In that vein, Arcosanti fits the US southwest’s legacy of visionary architectural experiments with an ecological bent, from the Michael Reynolds-designed Earthships of Taos, New Mexico, to Peter Jon Pearce’s Biosphere 2 in the Sonoran Desert. They continue to inspire 50 years later. First-year student Nick Gulick, 26, studied environmental technology for his bachelor of architecture at the UK’s Sheffield Hallam University and will now spend the next three years living in a community predicated, in part, on those principles. While Arcosanti is imperfect, he says, it functions as a living laboratory that provokes questions. “Ask yourself why these failures [at places like Arcosanti] happened and what to do about them,” he says.
Soleri’s philosophy of “arcology”, or architecture and ecology, is a variation of Wright’s call for “organic architecture”. Perhaps more than Wright, however, Soleri embraced a free-thinking style that is embodied by the bold architecture of Arcosanti. That too is a useful teaching tool. “The ethos of experimentation is important to create good design that challenges the status quo,” says Ayat, who teaches architectural history and theory.

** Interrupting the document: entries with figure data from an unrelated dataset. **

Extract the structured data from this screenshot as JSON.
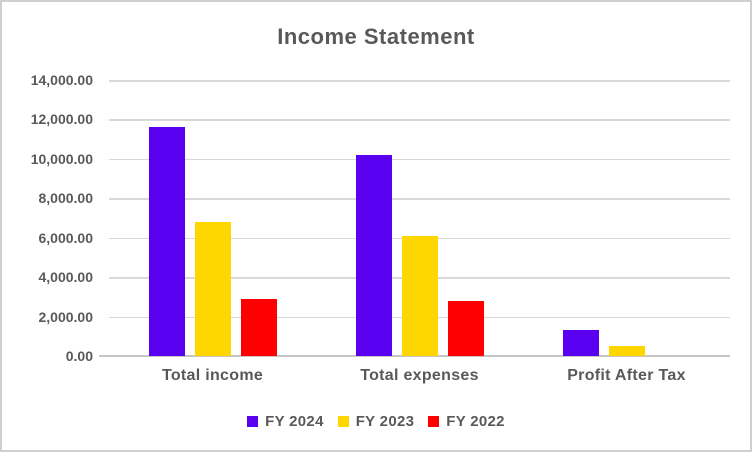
{
  "window": {
    "background_color": "#FFFFFF",
    "border_color": "#D0CECE",
    "text_color": "#595959",
    "gridline_color": "#D9D9D9",
    "axis_line_color": "#C6C6C6"
  },
  "chart_data": {
    "type": "bar",
    "title": "Income Statement",
    "categories": [
      "Total income",
      "Total expenses",
      "Profit After Tax"
    ],
    "series": [
      {
        "name": "FY 2024",
        "color": "#5A00F0",
        "values": [
          11600,
          10200,
          1300
        ]
      },
      {
        "name": "FY 2023",
        "color": "#FFD600",
        "values": [
          6800,
          6100,
          500
        ]
      },
      {
        "name": "FY 2022",
        "color": "#FF0000",
        "values": [
          2900,
          2800,
          0
        ]
      }
    ],
    "ylim": [
      0,
      14000
    ],
    "ytick_step": 2000,
    "ytick_labels": [
      "0.00",
      "2,000.00",
      "4,000.00",
      "6,000.00",
      "8,000.00",
      "10,000.00",
      "12,000.00",
      "14,000.00"
    ],
    "xlabel": "",
    "ylabel": "",
    "grid": true,
    "legend_position": "bottom"
  }
}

“Students have already been through the process of getting a project built”
Nowhere is that ethos more apparent than in the school’s shelter programme. At Taliesin West, students slept in shelters that they or their predecessors designed, several of which are now icons of desert architecture, including works by John Lautner and Victor Sidy. At Arcosanti, the shelter programme has evolved beyond single-use residential dwellings and now includes prototypes, temporary structures and communal buildings. Some, like current student Jessica Martin’s rammed-earth trapezoid “Cinders”, channel the traditional shelter spirit in a simple dwelling with unimpeded views across the landscape. tsoa’s emphasis on design and build is key to its graduates’ competitive advantage and, despite being inspired by the tradition of Wright and Soleri, could be an influence on design education more broadly in the coming years. “Employers appreciate that students have already been through the process of getting a project built,” says director of admissions and recent graduate Shelby Hamet. “They understand the build project from concept through construction.”
The school’s flexible curriculum, meanwhile, fashions independent-minded, well-organised architects. “Students learn the skills of project management before they even get jobs,” says Lin. “They are really good problem solvers. Here they self‑initiate and are very outspoken.”
Despite the school’s remote desert location, it remains well connected in the global architecture scene, due to both its pedigree and the rotating cast of faculty with strong industry connections, starting with Lin herself, who is principal of New York-based studio Present Forms. That skill set, in turn, has proven attractive to firms including Herzog & de Meuron, Sauerbruch Hutton, Olson Kundig, Studio Shamshiri and Morphosis Architects, all of which have hired recent graduates.
tsoa also attracts students who plan to go it alone. Mariah Hoffman, 31, is a self-taught builder who bootstrapped her prior education in woodworking, laser-cutting, fabrication and welding. She built her own small house and parlayed that experience into a job with a design-and-build firm. Eventually she would like to expand into residential design, for which she needs to study at an accredited school and earn a licence.
Hoffman tells her story on an open patio overlooking the desert night, pausing for Hamet to smash a scorpion with her boot. The harsh environment, for all its dangers, breeds confidence. “I’m part of this growing cohort of progressive young leaders in the industry,” she says.